In TANTI SORDI ci interessa toccare e intrecciare tre discorsi:
Uno. La Storia: 70 anni di storia italiana passano attraverso questi materiali trans-mediali rifiltrati e riletti da/attraverso Sordi (ed i suoi registi), insomma la storia, l’Italia, la ricostruzione storica orientata che si è fatta dell’Italia dal dopoguerra ad oggi
Due. Il dato biografico: i nostri nonni, i nostri genitori giovani di allora – il dopoguerra, il boom economico, il progresso, le speranze – mentre adesso ci siamo solo noi, miseri, senza futuro, con l’apocalisse invece del progresso come unico, mitico orizzonte.
Tre. Il nostro lavoro, il teatro: Sordi fa il nostro lavoro, parla del nostro lavoro. Epoca diversa, percorso diverso, scelte diverse, mainstream e successo contro avanguardia, noi avanguardisti finto-pentiti che stringendo il nazional-popolare in un abbraccio mortale rivendichiamo una diversa identità e la nostra storia.

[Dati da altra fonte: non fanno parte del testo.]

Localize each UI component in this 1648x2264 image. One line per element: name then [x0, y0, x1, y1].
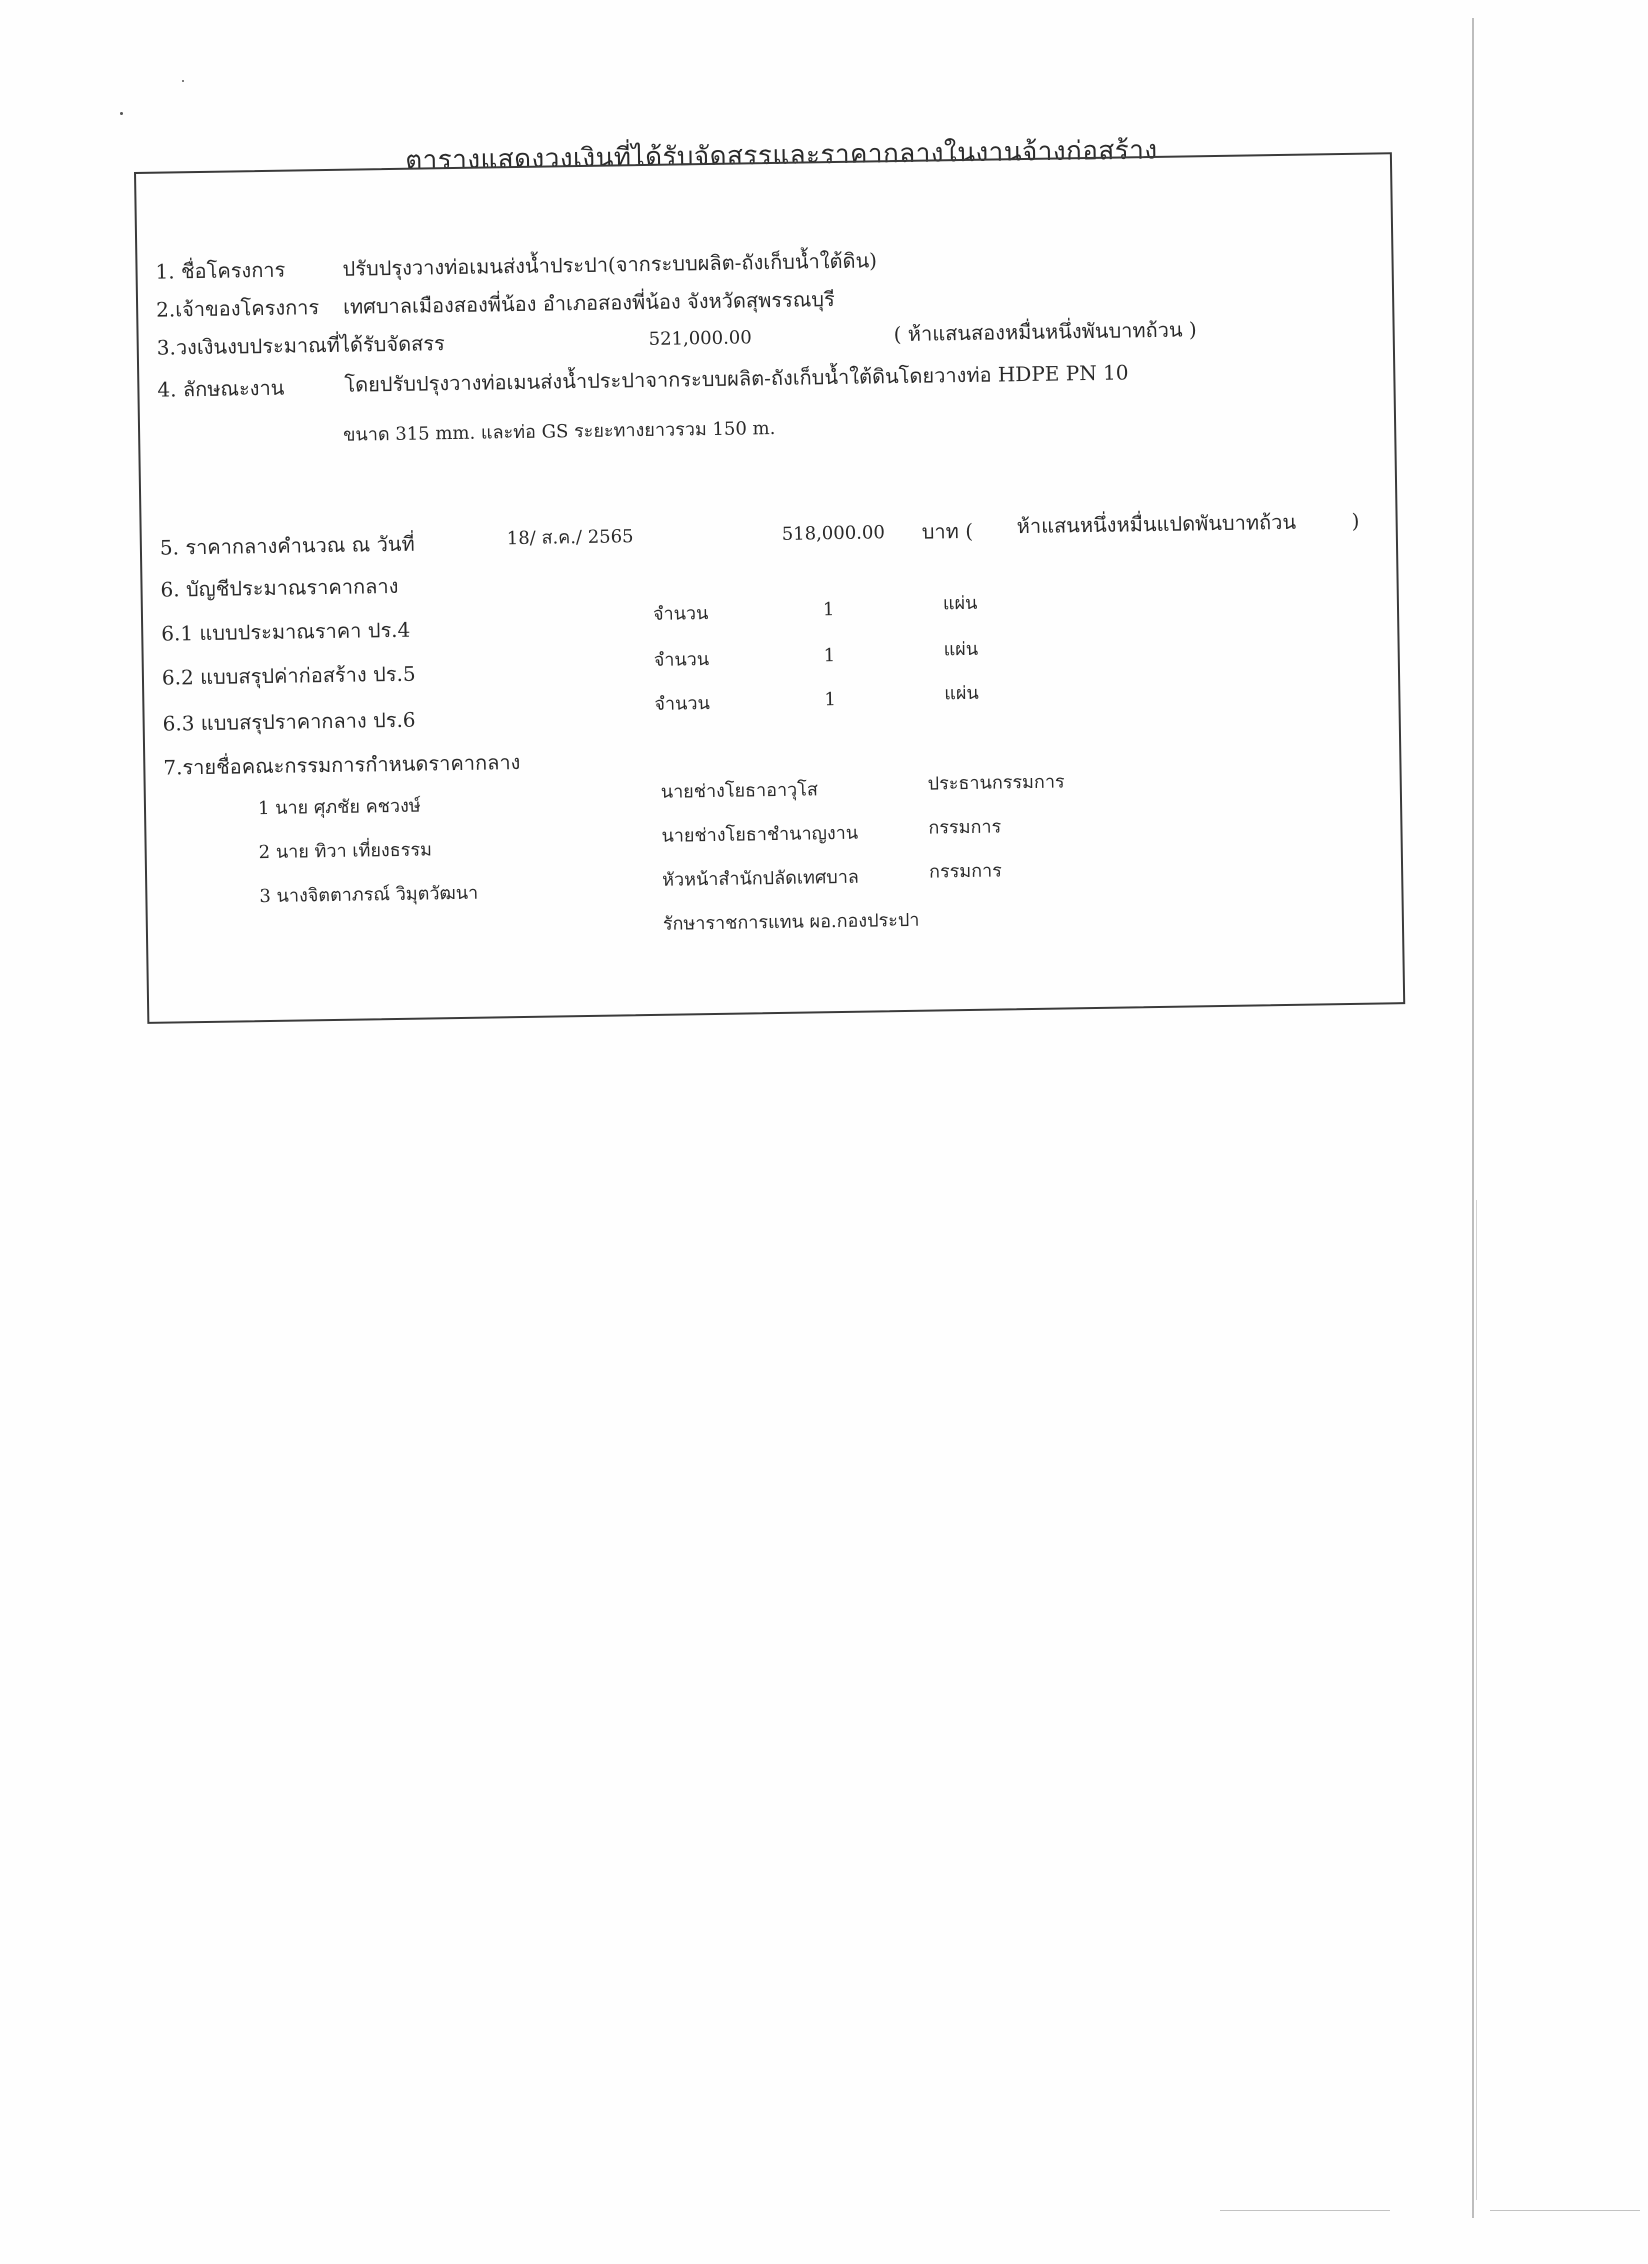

In continuità con i lavori precedenti, in cui abbiamo affrontato temi che riguardano la storia e l’identità italiana, attraversandola e soffermandoci sul suo cadavere politico con testi come Dux in scatola, Risorgimento Pop e Aldo morto (che compongono la trilogia Storia cadaverica d’Italia), il colonialismo italiano e la sua eredità di razzismo nel pensiero occidentale in Acqua di colonia, la rivoluzione francese e la crisi attuale della democrazia in Ottantanove, il futurismo italiano tra misoginia e proto-femminismo in Disprezzo della donna, continuiamo la ricerca sui miti e le retoriche del nostro paese e del nostro presente e ci immergiamo adesso – in collaborazione con lo scrittore Lorenzo Pavolini – in questo materiale culturale e storico, in questa mitologia su Roma e “romanità” ma soprattutto “italianità” che è Alberto Sordi. Il mito dell’uomo medio, tutti i miti passati attraverso lui, italica spugna e italico modello che ha attraversato i decenni. Lo attraversiamo cercando le sue tracce sepolte in noi, nei nostri corpi e nel nostro lavoro, le sue stratificazioni disseminate nella nostra vita e nella vita del nostro paese. Un discorso che tenta di far esplodere le nostre retoriche e i nostri modelli culturali, un discorso sull’arte e sul teatro.